Department of Medical Genetics, Ajou University School of Medicine, Suwon, Republic of Korea.
Mol Genet Metab. 2013 Jan;108(1):95-101. doi: 10.1016/j.ymgme.2012.10.017. Epub 2012 Oct 24.
Emerging evidence has revealed a close relationship between obesity and osteoporosis. It was reported recently that conditional knockout of the Spry1 gene in mice adipocytes causes an increase in body fat and a decrease in bone mass, and that these phenotypes are rescued by Spry1 overexpression in adipose tissue. In this study, we investigated whether genetic variation in the human SPRY1 gene is associated with obesity-related phenotypes and/or osteoporosis in humans.
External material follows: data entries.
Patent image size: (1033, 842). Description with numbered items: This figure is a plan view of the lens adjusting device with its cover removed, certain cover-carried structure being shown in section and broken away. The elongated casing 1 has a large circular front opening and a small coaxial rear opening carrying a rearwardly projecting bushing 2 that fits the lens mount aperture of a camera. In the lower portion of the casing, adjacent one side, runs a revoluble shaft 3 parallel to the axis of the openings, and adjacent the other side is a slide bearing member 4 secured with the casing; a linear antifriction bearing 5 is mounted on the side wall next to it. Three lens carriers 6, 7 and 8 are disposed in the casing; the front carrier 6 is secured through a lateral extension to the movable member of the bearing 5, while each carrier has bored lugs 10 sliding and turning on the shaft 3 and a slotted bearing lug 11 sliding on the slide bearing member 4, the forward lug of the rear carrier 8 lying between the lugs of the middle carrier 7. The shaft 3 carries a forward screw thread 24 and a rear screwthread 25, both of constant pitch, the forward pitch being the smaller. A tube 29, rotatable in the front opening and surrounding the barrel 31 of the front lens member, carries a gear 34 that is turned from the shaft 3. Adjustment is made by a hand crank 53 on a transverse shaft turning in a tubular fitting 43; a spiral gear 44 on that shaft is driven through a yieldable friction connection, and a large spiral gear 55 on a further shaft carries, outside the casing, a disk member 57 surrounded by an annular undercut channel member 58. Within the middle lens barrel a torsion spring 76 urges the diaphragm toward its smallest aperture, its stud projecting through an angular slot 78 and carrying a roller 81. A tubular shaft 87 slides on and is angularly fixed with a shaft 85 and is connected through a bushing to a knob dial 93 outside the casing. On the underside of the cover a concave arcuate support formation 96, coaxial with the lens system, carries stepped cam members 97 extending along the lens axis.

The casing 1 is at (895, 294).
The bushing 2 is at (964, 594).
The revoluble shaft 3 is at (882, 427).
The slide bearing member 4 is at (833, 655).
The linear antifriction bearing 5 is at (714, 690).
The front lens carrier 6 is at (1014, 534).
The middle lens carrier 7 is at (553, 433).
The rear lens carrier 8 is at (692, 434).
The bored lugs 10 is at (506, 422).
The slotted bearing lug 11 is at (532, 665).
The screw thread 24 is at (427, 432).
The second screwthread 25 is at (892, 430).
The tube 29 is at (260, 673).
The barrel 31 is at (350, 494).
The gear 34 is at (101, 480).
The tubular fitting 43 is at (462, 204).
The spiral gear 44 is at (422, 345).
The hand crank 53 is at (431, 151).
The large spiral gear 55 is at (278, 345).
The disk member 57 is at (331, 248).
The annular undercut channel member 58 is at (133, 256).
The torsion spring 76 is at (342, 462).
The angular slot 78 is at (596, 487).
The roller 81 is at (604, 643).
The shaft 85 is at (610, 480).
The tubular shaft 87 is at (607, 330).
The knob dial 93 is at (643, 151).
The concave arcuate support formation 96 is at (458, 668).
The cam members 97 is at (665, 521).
We performed a candidate gene association analysis between the four single nucleotide polymorphisms (SNPs) and 14 imputed SNPs in the SPRY1 gene and obesity-related traits and osteoporosis in a Korean women cohort (3013 subjects).
All four SPRY1 gene SNPs were significantly associated with either obesity-related traits or osteoporosis. The TGCC haplotype in the SRPY1 gene showed simultaneous association with an increased risk for obesity-related traits, percentage body fat (p=0.0087) and percentage abdominal fat (p=0.047), and osteoporosis (odds ratio=1.50; p=0.025) in the recessive genetic model.
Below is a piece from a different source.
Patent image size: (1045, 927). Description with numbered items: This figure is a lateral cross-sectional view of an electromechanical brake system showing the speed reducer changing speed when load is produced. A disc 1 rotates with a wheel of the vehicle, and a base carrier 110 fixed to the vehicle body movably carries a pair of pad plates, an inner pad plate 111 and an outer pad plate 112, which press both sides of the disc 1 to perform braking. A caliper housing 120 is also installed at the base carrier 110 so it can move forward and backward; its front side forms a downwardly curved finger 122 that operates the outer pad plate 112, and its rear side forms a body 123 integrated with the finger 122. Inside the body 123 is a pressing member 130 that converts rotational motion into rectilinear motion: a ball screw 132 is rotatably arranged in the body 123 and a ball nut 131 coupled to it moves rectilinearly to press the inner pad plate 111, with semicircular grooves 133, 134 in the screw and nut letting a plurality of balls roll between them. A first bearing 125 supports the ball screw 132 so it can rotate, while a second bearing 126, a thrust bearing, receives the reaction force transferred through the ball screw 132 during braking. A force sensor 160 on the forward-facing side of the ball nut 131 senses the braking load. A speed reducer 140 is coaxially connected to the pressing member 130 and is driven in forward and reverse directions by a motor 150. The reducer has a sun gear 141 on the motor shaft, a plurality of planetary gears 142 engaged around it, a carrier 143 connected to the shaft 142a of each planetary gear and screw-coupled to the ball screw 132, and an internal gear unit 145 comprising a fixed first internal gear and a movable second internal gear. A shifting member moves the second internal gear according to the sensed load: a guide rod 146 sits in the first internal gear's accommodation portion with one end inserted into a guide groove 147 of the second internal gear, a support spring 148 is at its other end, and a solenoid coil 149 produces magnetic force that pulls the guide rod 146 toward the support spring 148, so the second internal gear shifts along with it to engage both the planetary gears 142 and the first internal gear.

Our results support a previous finding in conditional Spry1 gene knockout mice and suggest that the SPRY1 gene is an important genetic factor for determining the risk of both obesity and osteoporosis in humans.
新出现的证据表明肥胖症和骨质疏松症之间存在密切关系。最近有报道称,条件性敲除小鼠脂肪细胞中的 Spry1 基因会导致体脂肪增加和骨量减少,而脂肪组织中 Spry1 的过表达可以挽救这些表型。在这项研究中,我们研究了人类 SPRY1 基因中的遗传变异是否与肥胖相关表型和/或骨质疏松症有关。
我们在韩国女性队列(3013 名受试者)中,对 SPRY1 基因中的四个单核苷酸多态性(SNP)和 14 个推断的 SNP 与肥胖相关表型和骨质疏松症之间进行了候选基因关联分析。
所有四个 SPRY1 基因 SNP 均与肥胖相关表型或骨质疏松症显著相关。SRPY1 基因中的 TGCC 单倍型在隐性遗传模型中同时与肥胖相关表型、体脂肪百分比(p=0.0087)和腹部脂肪百分比(p=0.047)以及骨质疏松症(优势比=1.50;p=0.025)的风险增加相关。
我们的结果支持条件性 Spry1 基因敲除小鼠的先前发现,并表明 SPRY1 基因是决定人类肥胖和骨质疏松症风险的重要遗传因素。